Homemade Spinach Pasta Recipe
Our spinach harvest this year (2017) has been extraordinary. We grow it in our gutter gardens which makes it easy to plant, water, feed, grow, and harvest. I like to cut the outer leaves of the spinach, giving it a “haircut,” if you will. That gives room for more leaves to grow from the center. As long as the weather holds up in a cooler manner, then our spinach harvest keeps continuing. This year was perfect so far with plenty of rain this spring and not too hot.
My second large harvest gave me a pound of spinach. I didn’t know how to preserve the dark green leaves full of minerals and vitamins. So I decided to make some spinach pasta. Blending with egg and flour in a pasta dough makes a great way to preserve and save the spinach in a unique manner.
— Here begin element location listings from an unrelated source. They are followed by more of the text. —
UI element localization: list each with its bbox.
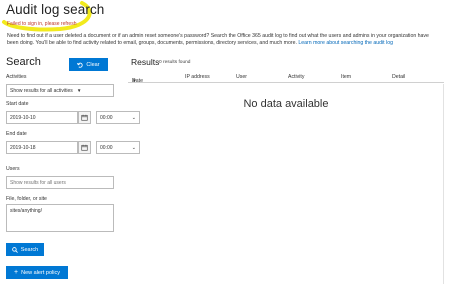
new-alert-policy-button[interactable]: + New alert policy [6,266,68,279]
results-count: 0 results found [159,60,191,65]
search-button[interactable]: Search [6,243,44,256]
results-scrollbar[interactable] [443,84,444,284]
no-data-message: No data available [243,98,329,110]
column-header-ip-address[interactable]: IP address [185,74,210,80]
intro-text: Need to find out if a user deleted a doc… [7,33,439,47]
end-time-select[interactable]: 00:00 ⌄ [96,141,140,154]
activities-dropdown[interactable]: Show results for all activities ▼ [6,84,114,97]
start-date-value: 2019-10-10 [10,114,36,121]
start-time-select[interactable]: 00:00 ⌄ [96,111,140,124]
users-input[interactable] [6,176,114,189]
column-header-detail[interactable]: Detail [392,74,405,80]
file-folder-site-input[interactable]: sites/anything/ [6,204,114,232]
error-message: Failed to sign in, please refresh [7,21,77,27]
activities-label: Activities [6,74,27,80]
end-date-value: 2019-10-18 [10,144,36,151]
column-header-activity[interactable]: Activity [288,74,304,80]
end-time-value: 00:00 [100,144,113,151]
start-date-input[interactable]: 2019-10-10 [6,111,78,124]
column-header-user[interactable]: User [236,74,247,80]
page-title: Audit log search [6,2,105,17]
users-label: Users [6,166,20,172]
clear-button[interactable]: Clear [69,58,108,71]
end-date-label: End date [6,131,27,137]
search-label: Search [20,246,39,253]
undo-icon [77,62,84,68]
file-folder-site-value: sites/anything/ [10,208,42,214]
column-header-item[interactable]: Item [341,74,351,80]
chevron-down-icon: ⌄ [131,144,136,151]
sort-desc-icon: ▼ [132,78,137,83]
results-table-header: Date ▼ IP address User Activity Item Det… [128,70,444,84]
clear-label: Clear [86,61,100,68]
results-heading: Results [131,57,160,67]
file-folder-site-label: File, folder, or site [6,196,47,202]
end-date-picker[interactable] [78,141,91,154]
start-date-label: Start date [6,101,29,107]
search-heading: Search [6,56,41,68]
chevron-down-icon: ▼ [76,88,82,93]
chevron-down-icon: ⌄ [131,114,136,121]
search-icon [11,246,18,253]
start-time-value: 00:00 [100,114,113,121]
learn-more-link[interactable]: Learn more about searching the audit log [298,40,393,46]
calendar-icon [81,114,88,121]
calendar-icon [81,144,88,151]
plus-icon: + [14,269,19,276]
activities-value: Show results for all activities [10,87,73,94]
start-date-picker[interactable] [78,111,91,124]
new-alert-policy-label: New alert policy [21,269,60,276]
end-date-input[interactable]: 2019-10-18 [6,141,78,154]
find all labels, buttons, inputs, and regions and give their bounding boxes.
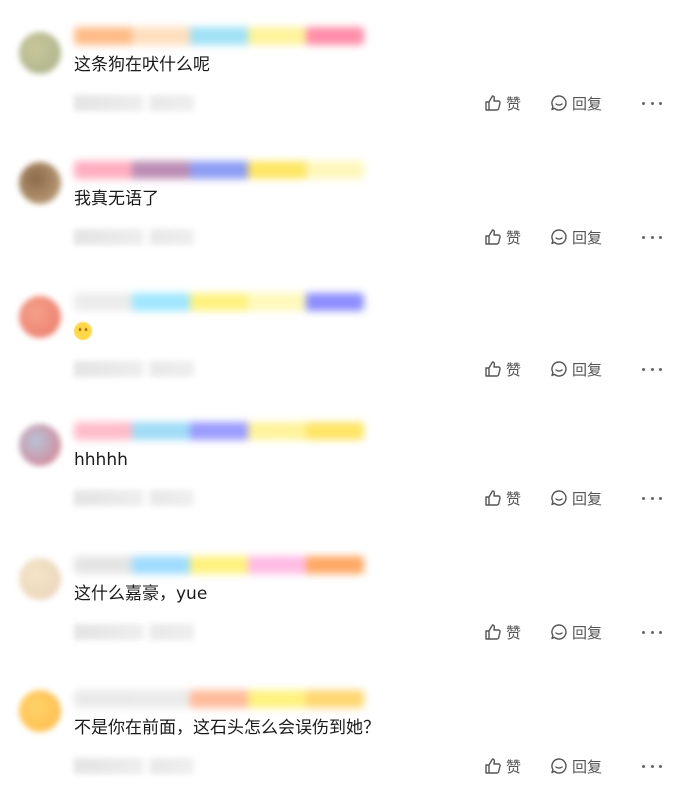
reply-label: 回复 [572, 757, 603, 776]
thumbs-up-icon [484, 228, 502, 246]
smile-emoji-icon [74, 322, 92, 340]
comment-item: 我真无语了 赞 回复 [0, 161, 678, 281]
comment-item: hhhhh 赞 回复 [0, 422, 678, 542]
more-dots-icon [642, 101, 645, 105]
avatar[interactable] [19, 424, 61, 466]
reply-button[interactable]: 回复 [550, 488, 642, 509]
reply-label: 回复 [572, 489, 603, 508]
reply-label: 回复 [572, 228, 603, 247]
avatar[interactable] [19, 558, 61, 600]
like-button[interactable]: 赞 [484, 359, 550, 380]
reply-button[interactable]: 回复 [550, 227, 642, 248]
thumbs-up-icon [484, 94, 502, 112]
thumbs-up-icon [484, 757, 502, 775]
like-button[interactable]: 赞 [484, 756, 550, 777]
comment-item: 赞 回复 [0, 293, 678, 413]
more-button[interactable] [642, 367, 662, 371]
more-button[interactable] [642, 630, 662, 634]
comment-text: hhhhh [74, 450, 128, 470]
like-label: 赞 [506, 94, 522, 113]
reply-button[interactable]: 回复 [550, 622, 642, 643]
more-dots-icon [642, 630, 645, 634]
reply-bubble-icon [550, 489, 568, 507]
comment-meta-blurred [74, 229, 194, 245]
more-dots-icon [642, 367, 645, 371]
comment-actions: 赞 回复 [484, 754, 662, 778]
username-blurred[interactable] [74, 690, 364, 708]
comment-meta-blurred [74, 361, 194, 377]
comment-actions: 赞 回复 [484, 91, 662, 115]
more-button[interactable] [642, 496, 662, 500]
comment-item: 这条狗在吠什么呢 赞 回复 [0, 27, 678, 147]
like-label: 赞 [506, 228, 522, 247]
comment-meta-blurred [74, 95, 194, 111]
reply-bubble-icon [550, 360, 568, 378]
like-label: 赞 [506, 757, 522, 776]
comment-actions: 赞 回复 [484, 620, 662, 644]
reply-bubble-icon [550, 228, 568, 246]
comment-meta-blurred [74, 758, 194, 774]
username-blurred[interactable] [74, 422, 364, 440]
like-label: 赞 [506, 623, 522, 642]
like-button[interactable]: 赞 [484, 227, 550, 248]
like-button[interactable]: 赞 [484, 488, 550, 509]
comment-text [74, 319, 92, 343]
more-dots-icon [642, 764, 645, 768]
avatar[interactable] [19, 690, 61, 732]
comment-text: 这什么嘉豪，yue [74, 584, 208, 604]
more-dots-icon [642, 235, 645, 239]
reply-bubble-icon [550, 623, 568, 641]
more-button[interactable] [642, 235, 662, 239]
comment-item: 这什么嘉豪，yue 赞 回复 [0, 556, 678, 676]
like-button[interactable]: 赞 [484, 93, 550, 114]
reply-bubble-icon [550, 94, 568, 112]
comment-meta-blurred [74, 490, 194, 506]
thumbs-up-icon [484, 623, 502, 641]
avatar[interactable] [19, 162, 61, 204]
comment-item: 不是你在前面，这石头怎么会误伤到她？ 赞 回复 [0, 690, 678, 810]
reply-button[interactable]: 回复 [550, 756, 642, 777]
comment-actions: 赞 回复 [484, 486, 662, 510]
more-button[interactable] [642, 101, 662, 105]
comment-text: 这条狗在吠什么呢 [74, 55, 210, 75]
reply-button[interactable]: 回复 [550, 359, 642, 380]
like-label: 赞 [506, 489, 522, 508]
avatar[interactable] [19, 32, 61, 74]
reply-label: 回复 [572, 94, 603, 113]
reply-label: 回复 [572, 623, 603, 642]
avatar[interactable] [19, 296, 61, 338]
reply-label: 回复 [572, 360, 603, 379]
more-button[interactable] [642, 764, 662, 768]
thumbs-up-icon [484, 360, 502, 378]
comment-text: 不是你在前面，这石头怎么会误伤到她？ [74, 718, 380, 738]
reply-bubble-icon [550, 757, 568, 775]
comment-text: 我真无语了 [74, 189, 159, 209]
reply-button[interactable]: 回复 [550, 93, 642, 114]
username-blurred[interactable] [74, 556, 364, 574]
username-blurred[interactable] [74, 27, 364, 45]
username-blurred[interactable] [74, 293, 364, 311]
like-button[interactable]: 赞 [484, 622, 550, 643]
username-blurred[interactable] [74, 161, 364, 179]
more-dots-icon [642, 496, 645, 500]
thumbs-up-icon [484, 489, 502, 507]
comment-actions: 赞 回复 [484, 225, 662, 249]
comment-meta-blurred [74, 624, 194, 640]
comment-actions: 赞 回复 [484, 357, 662, 381]
like-label: 赞 [506, 360, 522, 379]
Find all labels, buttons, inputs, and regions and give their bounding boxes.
Sometimes kids don’t like to eat spinach. I know when I was a little girl, I hated eating sautĂ©ed spinach or creamed spinach. So gross!! Well, things have changed now. I love it. But I also don’t want my kids to be the same as me. I like to disguise the “gross” vegetables into simple food items like pasta. The kids won’t even know they are eating spinach.
Cost to make this recipe.
If you purchase all the ingredients to make this pasta, then it should cost roughly $4.67. We grow our spinach in gutter gardens every early spring, so this recipe price is reduced drastically. I make this pasta for about $0.50 for the entire healthy batch.
We would love to hear from you, so comment and rate the recipe down below. Also, check out more preserve the harvest recipe posts.
This recipe was adapted from an unknown pasta cookbook. All images and text are all my own and original to One Acre Vintage Homestead – Pumpkin Patch Mountain Homestead.
Spinach Pasta
Ingredients
- 10 oz. fresh spinach, …[$3.98]
- 2 cups all purpose flour, or durum semolina…[$0.46]
- 1 large egg, …[$0.23]
Instructions
- Blend together egg and spinach leaves until everything looks smooth. You can use an immersion blender or a food processor.
- Add flour until dough forms a nice ball. Let the dough ball rest for at least an hour.
- Roll out on flour surface or run dough through a pasta maker attachment, dusting with extra flour if the dough is too sticky.
- Lay out large sheets of pasta on a floured counter and dust the top with flour. Let the pasta dry out for about 10-15 minutes.
- Cut slightly dry pasta with a knife or run sheets through a pasta attachment on a stand mixer into the desired shape. Let cut pasta dry out on counter for another couple of hours or in a dehydrator. You can also put in a bag and set in the freezer.